Robert Mitchum stars as a talented boxer facing the dregs and minor leaguers somewhere in South America. He has lost his nerve, too scared to really give it 110% with his fists because of an unfortunate incident a while back when he accidentally killed an opponent with a deadly punch. Linda Darnell plays a former gangster’s moll targeted for a hit by her ex because she’s agreed to testify against him. Bodyguard Jack Palance has been sent to rub her out, but he’s actually smitten with her himself. Darnell, however, develops romantic feelings for Mitchum and vice versa. This does not sit well with creepy Palance.

 

Alarmingly shoddy given its talented cast and competent director in Rudolph Mate (“The Far Horizons”, “The Violent Men”, “Miracle in the Rain”), this 1953 crime/romance is a surprising dud. The quality of the print I saw was so poor that one suspects this one has been long forgotten, and frankly it deserves to be.
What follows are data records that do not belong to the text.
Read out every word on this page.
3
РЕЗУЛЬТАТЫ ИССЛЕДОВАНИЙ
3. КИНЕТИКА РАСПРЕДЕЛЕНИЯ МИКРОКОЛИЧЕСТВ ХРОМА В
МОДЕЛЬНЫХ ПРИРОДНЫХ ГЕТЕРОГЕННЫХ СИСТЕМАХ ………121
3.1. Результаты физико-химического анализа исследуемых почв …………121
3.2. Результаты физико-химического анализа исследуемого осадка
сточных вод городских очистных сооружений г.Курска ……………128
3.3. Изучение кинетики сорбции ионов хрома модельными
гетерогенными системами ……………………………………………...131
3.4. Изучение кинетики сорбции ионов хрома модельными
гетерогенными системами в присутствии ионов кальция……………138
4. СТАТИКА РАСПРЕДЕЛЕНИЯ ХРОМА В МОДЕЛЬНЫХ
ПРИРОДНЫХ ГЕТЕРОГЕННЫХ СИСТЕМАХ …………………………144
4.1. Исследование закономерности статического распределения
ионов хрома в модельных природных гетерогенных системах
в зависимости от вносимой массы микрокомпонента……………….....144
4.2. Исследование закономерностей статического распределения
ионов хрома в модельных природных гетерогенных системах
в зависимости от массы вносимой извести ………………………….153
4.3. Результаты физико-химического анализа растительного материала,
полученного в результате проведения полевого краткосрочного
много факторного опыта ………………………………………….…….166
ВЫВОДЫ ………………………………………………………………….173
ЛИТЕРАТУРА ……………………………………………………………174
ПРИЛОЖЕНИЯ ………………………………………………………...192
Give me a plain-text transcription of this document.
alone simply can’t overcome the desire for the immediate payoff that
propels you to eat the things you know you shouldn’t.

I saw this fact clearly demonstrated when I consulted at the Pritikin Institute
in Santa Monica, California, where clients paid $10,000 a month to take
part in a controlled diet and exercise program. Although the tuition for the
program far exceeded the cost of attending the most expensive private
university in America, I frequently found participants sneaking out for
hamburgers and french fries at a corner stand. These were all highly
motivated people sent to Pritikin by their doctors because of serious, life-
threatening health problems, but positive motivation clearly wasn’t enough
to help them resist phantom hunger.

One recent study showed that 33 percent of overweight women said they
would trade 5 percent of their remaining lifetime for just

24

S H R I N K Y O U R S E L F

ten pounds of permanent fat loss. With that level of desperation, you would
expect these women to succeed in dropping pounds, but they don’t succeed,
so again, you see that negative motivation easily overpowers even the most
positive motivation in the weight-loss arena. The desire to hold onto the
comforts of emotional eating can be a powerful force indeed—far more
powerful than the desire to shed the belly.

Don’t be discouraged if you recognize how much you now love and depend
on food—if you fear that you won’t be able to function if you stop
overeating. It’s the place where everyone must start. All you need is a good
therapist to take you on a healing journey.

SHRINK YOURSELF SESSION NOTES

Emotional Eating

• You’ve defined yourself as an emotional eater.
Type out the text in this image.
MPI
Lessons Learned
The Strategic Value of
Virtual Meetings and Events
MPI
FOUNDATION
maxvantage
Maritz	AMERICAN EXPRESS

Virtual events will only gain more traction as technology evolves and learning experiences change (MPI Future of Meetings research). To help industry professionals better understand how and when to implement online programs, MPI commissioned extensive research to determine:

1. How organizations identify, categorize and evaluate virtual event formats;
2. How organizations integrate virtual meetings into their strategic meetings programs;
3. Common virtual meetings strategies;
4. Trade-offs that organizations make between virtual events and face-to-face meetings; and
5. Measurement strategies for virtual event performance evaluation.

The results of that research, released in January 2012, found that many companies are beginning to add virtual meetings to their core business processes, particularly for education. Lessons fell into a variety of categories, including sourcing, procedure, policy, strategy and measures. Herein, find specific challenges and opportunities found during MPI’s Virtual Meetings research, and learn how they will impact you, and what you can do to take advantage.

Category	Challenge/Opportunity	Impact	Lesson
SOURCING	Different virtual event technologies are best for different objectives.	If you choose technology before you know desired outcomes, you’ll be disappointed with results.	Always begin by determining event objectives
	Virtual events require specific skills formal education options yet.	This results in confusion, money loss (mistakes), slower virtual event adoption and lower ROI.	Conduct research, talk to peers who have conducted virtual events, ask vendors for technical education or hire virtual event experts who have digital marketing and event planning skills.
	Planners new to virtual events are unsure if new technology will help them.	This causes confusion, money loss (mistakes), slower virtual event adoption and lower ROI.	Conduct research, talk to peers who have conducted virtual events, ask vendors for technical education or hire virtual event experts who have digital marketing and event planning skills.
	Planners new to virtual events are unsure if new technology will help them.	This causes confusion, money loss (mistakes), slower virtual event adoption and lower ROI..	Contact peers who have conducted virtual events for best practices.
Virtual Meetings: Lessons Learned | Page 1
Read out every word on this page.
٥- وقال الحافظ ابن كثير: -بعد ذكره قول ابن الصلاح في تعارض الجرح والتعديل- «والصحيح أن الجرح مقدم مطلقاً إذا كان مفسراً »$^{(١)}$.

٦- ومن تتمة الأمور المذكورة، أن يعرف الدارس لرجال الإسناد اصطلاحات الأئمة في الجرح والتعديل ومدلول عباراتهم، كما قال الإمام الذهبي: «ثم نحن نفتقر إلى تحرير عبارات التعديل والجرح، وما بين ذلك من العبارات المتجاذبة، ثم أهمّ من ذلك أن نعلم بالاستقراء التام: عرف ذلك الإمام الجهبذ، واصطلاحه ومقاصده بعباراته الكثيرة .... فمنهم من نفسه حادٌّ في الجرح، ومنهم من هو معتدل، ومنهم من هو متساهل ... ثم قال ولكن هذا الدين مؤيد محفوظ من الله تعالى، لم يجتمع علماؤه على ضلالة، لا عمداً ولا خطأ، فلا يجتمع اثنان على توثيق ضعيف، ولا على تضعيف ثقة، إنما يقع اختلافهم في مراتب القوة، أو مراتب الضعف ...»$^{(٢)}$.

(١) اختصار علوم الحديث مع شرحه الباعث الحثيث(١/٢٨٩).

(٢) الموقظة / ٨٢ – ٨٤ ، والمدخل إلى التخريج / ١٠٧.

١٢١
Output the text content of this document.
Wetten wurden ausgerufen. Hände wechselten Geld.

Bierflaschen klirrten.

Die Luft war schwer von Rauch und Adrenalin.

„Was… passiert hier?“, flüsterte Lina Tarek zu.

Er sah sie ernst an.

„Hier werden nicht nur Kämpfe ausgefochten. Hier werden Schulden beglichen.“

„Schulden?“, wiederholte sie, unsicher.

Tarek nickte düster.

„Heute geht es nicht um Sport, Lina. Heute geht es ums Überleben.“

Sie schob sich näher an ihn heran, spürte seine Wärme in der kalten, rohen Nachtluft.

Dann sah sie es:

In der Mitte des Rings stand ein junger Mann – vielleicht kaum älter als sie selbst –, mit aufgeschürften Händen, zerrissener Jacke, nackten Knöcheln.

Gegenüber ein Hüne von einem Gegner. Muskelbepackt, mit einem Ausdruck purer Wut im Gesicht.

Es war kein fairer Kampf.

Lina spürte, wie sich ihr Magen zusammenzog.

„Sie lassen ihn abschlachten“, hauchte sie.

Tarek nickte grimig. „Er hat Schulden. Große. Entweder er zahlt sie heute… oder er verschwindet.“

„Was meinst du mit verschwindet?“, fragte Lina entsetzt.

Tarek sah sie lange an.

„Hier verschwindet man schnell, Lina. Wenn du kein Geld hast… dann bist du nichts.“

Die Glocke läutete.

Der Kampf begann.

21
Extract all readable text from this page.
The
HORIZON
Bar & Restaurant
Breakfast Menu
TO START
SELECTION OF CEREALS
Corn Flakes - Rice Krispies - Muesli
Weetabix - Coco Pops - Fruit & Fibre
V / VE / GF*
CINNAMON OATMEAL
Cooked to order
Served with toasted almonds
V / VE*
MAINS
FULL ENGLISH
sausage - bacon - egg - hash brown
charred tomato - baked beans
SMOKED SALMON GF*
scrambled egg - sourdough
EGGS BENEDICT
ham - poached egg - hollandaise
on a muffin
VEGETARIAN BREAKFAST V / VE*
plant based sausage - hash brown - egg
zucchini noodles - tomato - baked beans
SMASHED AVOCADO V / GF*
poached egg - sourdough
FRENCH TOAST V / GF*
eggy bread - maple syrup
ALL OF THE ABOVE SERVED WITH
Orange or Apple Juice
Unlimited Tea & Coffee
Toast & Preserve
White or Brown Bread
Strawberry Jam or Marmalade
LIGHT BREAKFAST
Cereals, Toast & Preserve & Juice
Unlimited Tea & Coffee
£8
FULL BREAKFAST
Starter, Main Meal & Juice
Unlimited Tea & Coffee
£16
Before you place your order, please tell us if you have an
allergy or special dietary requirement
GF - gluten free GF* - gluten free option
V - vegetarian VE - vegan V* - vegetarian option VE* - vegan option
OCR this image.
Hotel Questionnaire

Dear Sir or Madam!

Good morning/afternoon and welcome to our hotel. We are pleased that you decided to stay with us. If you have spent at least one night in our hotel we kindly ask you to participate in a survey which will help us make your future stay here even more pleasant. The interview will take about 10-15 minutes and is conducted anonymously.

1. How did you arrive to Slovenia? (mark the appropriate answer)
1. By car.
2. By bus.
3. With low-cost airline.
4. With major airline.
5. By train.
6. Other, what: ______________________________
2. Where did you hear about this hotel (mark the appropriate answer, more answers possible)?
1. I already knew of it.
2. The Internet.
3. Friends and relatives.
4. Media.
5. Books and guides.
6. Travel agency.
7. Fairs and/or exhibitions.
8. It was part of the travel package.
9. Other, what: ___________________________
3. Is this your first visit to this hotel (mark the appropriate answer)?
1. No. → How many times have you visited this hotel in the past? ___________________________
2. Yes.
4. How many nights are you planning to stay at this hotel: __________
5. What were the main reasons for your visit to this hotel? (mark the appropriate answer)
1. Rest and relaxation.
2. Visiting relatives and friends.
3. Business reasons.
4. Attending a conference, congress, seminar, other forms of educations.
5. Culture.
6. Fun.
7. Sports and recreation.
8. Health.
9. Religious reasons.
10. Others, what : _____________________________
Appallingly cheap, right down to the music score by the usually reliable Roy Webb (“Cat People”, “Bedlam”, “Notorious”) that sounds like something out of the silent era.

 

Skull-faced Jack Palance is immediately unsettling, but he’s unable to save this one where he spends most of his time walking around and chasing after leading lady Linda Darnell. When he gets a chance to speak, he gives it all he’s got and I reckon he was a better actor at this stage of his career than his tired late-career performances. Darnell is average, to be charitable, whilst the normally reliable Robert Mitchum is surprisingly uninteresting. He’s phoning it in here, like Burt Lancaster in “Rope of Sand” giving this the barest of minimum effort. It’s the worst performance I’ve ever seen him give. Supporting performances are extremely variable.

 

This is a hack-job, agonisingly slow, with Darnell and Mitchum (who have anti-chemistry together) playing two of cinema’s oldest clichés: Good-hearted people running from or trying to get past previous mistakes. Snore. Lousy back-projection at the cable car climax, which is otherwise the only decent moment in the film, though it is robbed of suspense by my complete lack of giving a fuck. I can’t for the life of me work out what possible use 3D would have for this story.

 

This isn’t even fit to be the arse-end of a B-movie double-bill. Palance is positively Satanic-looking as the villain, and breathes the only life into this boring cheapie. The screenplay is by Oscar Millard (“Dead Ringer”, “No Highway in the Sky”) and Sydney Boehm (“The Big Heat”, “Mystery Street”, “Violent Saturday”), from the story by D.M. Marshman, Jr (co-writer of “Sunset Blvd”). It was quite a box-office success, so perhaps I’m the one missing out here.